The agent implements several security measures:
- Tool Validation: The
function_call.govalidates that the requested tool exists and that the arguments are correct. - Sandboxing (Implicit): The agent relies on the Gemini API to provide a sandboxed environment for code execution. While the provided code does not explicitly implement sandboxing, the interaction with external resources (file system) are mediated through function calls defined and validated by the agent.
- Limited File System Access: The agent only provides access to a limited set of file system operations (read, edit, list).

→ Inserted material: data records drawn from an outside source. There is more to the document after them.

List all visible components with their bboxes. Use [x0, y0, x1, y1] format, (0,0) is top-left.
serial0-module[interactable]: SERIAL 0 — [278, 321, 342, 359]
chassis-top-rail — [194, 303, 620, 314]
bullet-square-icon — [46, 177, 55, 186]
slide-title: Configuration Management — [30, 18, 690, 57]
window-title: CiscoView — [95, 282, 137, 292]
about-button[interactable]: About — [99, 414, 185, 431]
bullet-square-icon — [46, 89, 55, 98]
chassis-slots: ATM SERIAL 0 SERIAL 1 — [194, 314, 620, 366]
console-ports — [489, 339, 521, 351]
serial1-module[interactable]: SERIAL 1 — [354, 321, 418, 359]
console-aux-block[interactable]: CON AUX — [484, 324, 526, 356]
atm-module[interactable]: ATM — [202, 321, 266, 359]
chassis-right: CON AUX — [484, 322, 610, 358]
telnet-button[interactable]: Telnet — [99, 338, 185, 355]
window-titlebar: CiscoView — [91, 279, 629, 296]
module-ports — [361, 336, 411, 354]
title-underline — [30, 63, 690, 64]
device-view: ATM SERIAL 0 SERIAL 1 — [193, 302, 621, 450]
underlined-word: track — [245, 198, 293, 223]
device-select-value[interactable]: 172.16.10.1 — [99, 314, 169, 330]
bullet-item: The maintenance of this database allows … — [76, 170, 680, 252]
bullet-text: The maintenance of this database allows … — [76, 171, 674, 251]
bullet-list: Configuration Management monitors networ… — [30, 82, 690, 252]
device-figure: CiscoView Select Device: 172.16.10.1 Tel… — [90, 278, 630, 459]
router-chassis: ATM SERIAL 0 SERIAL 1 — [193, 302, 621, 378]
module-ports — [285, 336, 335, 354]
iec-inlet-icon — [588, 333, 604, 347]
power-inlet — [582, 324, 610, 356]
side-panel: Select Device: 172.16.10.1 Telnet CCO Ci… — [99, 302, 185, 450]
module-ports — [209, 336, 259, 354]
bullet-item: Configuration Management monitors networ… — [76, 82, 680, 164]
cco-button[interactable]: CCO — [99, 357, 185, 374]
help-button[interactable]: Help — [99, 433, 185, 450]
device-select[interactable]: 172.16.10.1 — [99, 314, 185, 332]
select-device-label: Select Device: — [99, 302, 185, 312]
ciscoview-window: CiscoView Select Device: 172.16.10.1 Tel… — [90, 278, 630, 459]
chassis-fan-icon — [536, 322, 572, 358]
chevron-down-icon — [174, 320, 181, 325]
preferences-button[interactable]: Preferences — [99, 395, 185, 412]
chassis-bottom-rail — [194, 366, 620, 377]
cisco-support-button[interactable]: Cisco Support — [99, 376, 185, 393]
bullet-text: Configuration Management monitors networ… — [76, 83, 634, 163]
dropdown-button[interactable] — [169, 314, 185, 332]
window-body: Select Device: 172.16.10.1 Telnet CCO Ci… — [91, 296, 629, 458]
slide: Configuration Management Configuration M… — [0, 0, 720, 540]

Direct shell execution or arbitrary code execution is not supported.
- Explicit Sandboxing: Implementing an explicit sandboxing mechanism (e.g., using containers or virtual machines) would further enhance security.
- Access Control: Implementing more fine-grained access control policies would allow for more secure management of file system resources.
- Rate Limiting: Implementing rate limiting would prevent the agent from being overwhelmed with requests.
- Input Sanitization: Implementing more robust input sanitization would prevent injection attacks.
This detailed analysis provides a comprehensive understanding of the code agent's architecture, functionality, and security considerations. It highlights the key components, data flow, and potential areas for improvement.